There has been a significant advance in the treatment of chronic Hepatitis B virus (HBV) infection and the following drugs were approved for therapy: Conventional interferon (IFN), pegylated interferon alfa-2a (PEG IFN alpha2a), lamivudine, adefovir and entecavir. Compared to nucleoside analogues IFN induces higher rates of sustained remission and HBsAg loss.
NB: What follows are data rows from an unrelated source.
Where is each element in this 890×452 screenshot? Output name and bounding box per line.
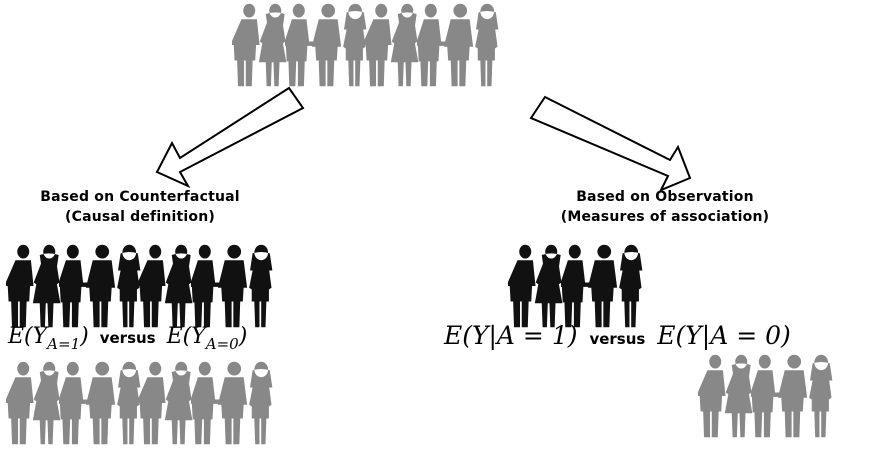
person-silhouette-icon xyxy=(808,354,832,438)
person-silhouette-icon xyxy=(116,244,140,328)
person-silhouette-icon xyxy=(58,244,90,328)
person-silhouette-icon xyxy=(474,3,498,87)
expr-right: E(Y xyxy=(166,324,206,349)
person-silhouette-icon xyxy=(86,361,116,445)
person-silhouette-icon xyxy=(137,361,166,445)
obs-expr-right: E(Y|A = 0) xyxy=(657,321,791,350)
person-silhouette-icon xyxy=(33,244,61,328)
arrow-to-observation xyxy=(529,95,692,192)
counterfactual-title-line2: (Causal definition) xyxy=(65,209,215,225)
expr-left-close: ) xyxy=(80,324,89,349)
person-silhouette-icon xyxy=(33,361,61,445)
person-silhouette-icon xyxy=(86,244,116,328)
hollow-arrow-icon xyxy=(529,95,692,192)
observation-expression: E(Y|A = 1) versus E(Y|A = 0) xyxy=(444,321,791,350)
person-silhouette-icon xyxy=(725,354,753,438)
observed-exposed-crowd xyxy=(508,243,642,329)
counterfactual-expression: E(YA=1) versus E(YA=0) xyxy=(8,324,248,353)
counterfactual-exposed-crowd xyxy=(6,243,272,329)
counterfactual-unexposed-crowd xyxy=(6,360,272,446)
person-silhouette-icon xyxy=(217,244,248,328)
expr-left: E(Y xyxy=(8,324,48,349)
person-silhouette-icon xyxy=(778,354,808,438)
hollow-arrow-icon xyxy=(155,86,305,189)
person-silhouette-icon xyxy=(588,244,618,328)
person-silhouette-icon xyxy=(363,3,392,87)
person-silhouette-icon xyxy=(560,244,592,328)
person-silhouette-icon xyxy=(284,3,316,87)
person-silhouette-icon xyxy=(312,3,342,87)
person-silhouette-icon xyxy=(217,361,248,445)
person-silhouette-icon xyxy=(116,361,140,445)
versus-label: versus xyxy=(99,329,156,347)
person-silhouette-icon xyxy=(248,361,272,445)
obs-versus-label: versus xyxy=(589,330,646,348)
person-silhouette-icon xyxy=(750,354,782,438)
population-crowd xyxy=(232,2,498,88)
expr-right-subscript: A=0 xyxy=(205,335,239,353)
observation-title: Based on Observation (Measures of associ… xyxy=(535,187,795,227)
observation-title-line2: (Measures of association) xyxy=(560,209,770,225)
counterfactual-title: Based on Counterfactual (Causal definiti… xyxy=(20,187,260,227)
observation-title-line1: Based on Observation xyxy=(576,189,754,205)
person-silhouette-icon xyxy=(342,3,366,87)
arrow-to-counterfactual xyxy=(155,86,305,189)
person-silhouette-icon xyxy=(259,3,287,87)
person-silhouette-icon xyxy=(391,3,419,87)
person-silhouette-icon xyxy=(248,244,272,328)
counterfactual-title-line1: Based on Counterfactual xyxy=(40,189,240,205)
person-silhouette-icon xyxy=(618,244,642,328)
person-silhouette-icon xyxy=(416,3,448,87)
person-silhouette-icon xyxy=(535,244,563,328)
person-silhouette-icon xyxy=(698,354,726,438)
person-silhouette-icon xyxy=(6,361,34,445)
person-silhouette-icon xyxy=(232,3,260,87)
expr-right-close: ) xyxy=(238,324,248,349)
person-silhouette-icon xyxy=(190,244,222,328)
person-silhouette-icon xyxy=(6,244,34,328)
person-silhouette-icon xyxy=(137,244,166,328)
obs-expr-left: E(Y|A = 1) xyxy=(444,321,578,350)
expr-left-subscript: A=1 xyxy=(47,335,81,353)
person-silhouette-icon xyxy=(165,361,193,445)
person-silhouette-icon xyxy=(190,361,222,445)
observed-unexposed-crowd xyxy=(698,353,832,439)
person-silhouette-icon xyxy=(508,244,536,328)
person-silhouette-icon xyxy=(58,361,90,445)
person-silhouette-icon xyxy=(165,244,193,328)
person-silhouette-icon xyxy=(443,3,474,87)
Conventional IFN in lower doses (1, 5-3 MIU) tiw for 4-6 mo has similar efficacy in comparison to "standard IFN therapy". Longer IFN treatment is a significant factor for long-term remission in HBeAg-negative CHB, but the higher actual IFN dose is not such a factor. PEG IFN is superior to conventional IFN. There is no significant difference between PEG IFN alpha2a at doses 90 mcg/wk and 180 mcg/wk in HBeAg-positive patients. These results provide a rational for further clinical trials with lower doses PEG IFN alpha2a given in prolonged course as maintenance or intermittent treatment. Serious new problems arose after the introduction of nucleoside/nucleotide analogues in clinical practice. The most important ones are drug-resistance and the high rates of relapse after treatment discontinuation. Therapy should only be recommended if the expected benefit exceeds significantly the abstain from treatment. The choice of therapy should take into account the patient's age, co-morbidity, severity of liver disease and the risk of drug-resistance. New antivirals significantly suppress HBV-replication, but have no effect on cccDNA in hepatocytes, and after the treatment discontinuation viral relapses occurs. At the present level of knowledge it is impossible "to eradicate the virus" The realistic treatment goal is to achieve durable response by clearance of HBeAg, sustained decrease of serum HBV DNA levels, normalization of ALT, improvement of liver histology and stopping of liver fibrogenesis. The competition between IFN based therapy and nucleoside or nucleotide analogues still remains. IFN can cure the liver disease while nucleotide analogues only suppress the viral replication during therapy and can reduce the liver fibrosis. Treatment should be prolonged for 24-mo or longer by using maintenance or intermittent treatment course with the lowest effective IFN and PEG IFN doses. Nucleoside/nucleotide analogues are a promising treatment option, but additional data for treatment duration and long-term post-treatment outcome are necessary.